When reading in training and test datasets, make sure your code reads all the instances (some
Python readers use “excel” format, which uses double quotes as separators).
Standard Models
Train the three standard models on the supplied dataset of 5000 tweets (the whole of dataset.tsv). For Decision Trees, use scikit-learn’s Decision Tree method with criterion set to ’entropy’ and with random state=0. Scikit-learn’s Decision Tree method does not implement pruning, rather you should make sure Decision Tree construction stops when a node covers fewer than 50 examples (1% of the training set). Decision Trees are likely to lead to fragmentation, so to avoid overfitting and reduce computation time, for all Decision Tree models use as features only the 1000 most frequent words from the vocabulary (after preprocessing to remove “junk” characters as described above). Write code to train and test a Decision Tree model in DT sentiment.py.
For both BNB and MNB, use scikit-learn’s implementations, but use all of the words in the vocabulary as features. Write two Pythons programs for training and testing Naive Bayes models, one a BNB model and one an MNB model, in BNB sentiment.py and MNB sentiment.py.
Your Model
Develop your best model for sentiment classification by varying the number and type of input features for the learners, the parameters of the learners, and the training/test set split, as described in your report (see below). Submit one program, sentiment.py, that trains and tests a model.
2 https://scikit-learn.org/stable/modules/tree.html 3https://scikit-learn.org/stable/modules/naive bayes.html

Report
In the report, you will first evaluate the standard models, then present your own model. For evaluating all models, report the results of training on the first 4000 tweets in dataset.tsv (the “training set”) and testing on the remaining 1000 tweets (the “test set”), rather than using the full dataset of 5000 tweets for training, so stopping the Decision Tree classifiers when nodes cover less than 40 tweets rather than 50. Use the metrics (micro- and macro-accuracy, precision, recall and F1) and classification reports from scikit-learn. Show the results in either tables or plots, and write a short paragraph in your response to each item below. The answer to each question should be self contained. Your report should be at most 10 pages. Do not include appendices.

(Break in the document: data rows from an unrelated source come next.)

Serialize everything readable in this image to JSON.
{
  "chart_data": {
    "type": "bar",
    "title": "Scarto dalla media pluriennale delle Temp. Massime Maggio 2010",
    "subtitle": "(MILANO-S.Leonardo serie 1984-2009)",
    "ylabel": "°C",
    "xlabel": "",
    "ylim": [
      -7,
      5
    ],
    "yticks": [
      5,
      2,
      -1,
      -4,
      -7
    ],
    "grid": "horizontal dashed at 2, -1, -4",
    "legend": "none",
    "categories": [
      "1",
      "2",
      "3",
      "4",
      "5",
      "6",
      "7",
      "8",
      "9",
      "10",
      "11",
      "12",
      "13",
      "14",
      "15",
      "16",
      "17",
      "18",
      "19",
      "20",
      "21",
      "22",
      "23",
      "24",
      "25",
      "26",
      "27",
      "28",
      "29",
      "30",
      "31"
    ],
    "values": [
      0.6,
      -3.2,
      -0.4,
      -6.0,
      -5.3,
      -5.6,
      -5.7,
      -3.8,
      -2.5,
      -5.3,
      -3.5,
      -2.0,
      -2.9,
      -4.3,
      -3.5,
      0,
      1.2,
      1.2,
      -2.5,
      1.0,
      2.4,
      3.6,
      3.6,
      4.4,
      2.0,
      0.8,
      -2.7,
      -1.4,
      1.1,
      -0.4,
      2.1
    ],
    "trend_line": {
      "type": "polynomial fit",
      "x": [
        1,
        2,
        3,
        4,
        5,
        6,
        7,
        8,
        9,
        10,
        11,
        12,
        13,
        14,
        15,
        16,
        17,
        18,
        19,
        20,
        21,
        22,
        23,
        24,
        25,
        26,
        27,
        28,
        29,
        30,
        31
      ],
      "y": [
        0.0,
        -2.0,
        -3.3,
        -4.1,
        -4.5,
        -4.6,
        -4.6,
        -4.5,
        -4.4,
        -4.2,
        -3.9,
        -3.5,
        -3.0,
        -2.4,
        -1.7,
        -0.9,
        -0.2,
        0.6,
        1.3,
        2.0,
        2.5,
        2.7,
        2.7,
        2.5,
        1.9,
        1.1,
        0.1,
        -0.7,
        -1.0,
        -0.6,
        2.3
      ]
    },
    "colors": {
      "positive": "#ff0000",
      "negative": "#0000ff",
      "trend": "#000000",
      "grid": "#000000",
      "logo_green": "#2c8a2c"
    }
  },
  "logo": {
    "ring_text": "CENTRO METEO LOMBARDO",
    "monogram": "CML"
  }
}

1. (1 mark) Give simple descriptive statistics showing the frequency distribution for the sentiment classes for the whole dataset of 5000 tweets. What do you notice about the distribution?
2. (2 marks) Develop BNB and MNB models from the training set using (a) the whole vocabulary, and (b) the most frequent 1000 words from the vocabulary (as defined using CountVectorizer, after preprocessing by removing “junk” characters). Show all metrics on the test set comparing the two approaches for each method. Explain any similarities and differences in results.
3. (2 marks) Evaluate the three standard models with respect to the VADER baseline. Show all metrics on the test set and comment on the performance of the baseline and of the models relative to the baseline.
4. (2 marks) Evaluate the effect of preprocessing the input features by applying NLTK English stop word removal then NLTK Porter stemming on classifier performance for the three standard models. Show all metrics with and without preprocessing on the test set and explain the results.
5. (2 marks) Evaluate the effect that converting all letters to lower case has on classifier perfor- mance for the three standard models. Show all metrics with and without conversion to lower case on the test set and explain the results.
6. (6 marks) Describe your best method for sentiment analysis and justify your decision. Give some experimental results for your method trained on the training set of 4000 tweets and tested on the test set of 1000 tweets. Provide a brief comparison of your model to the standard models and the baseline (use the results from the previous questions).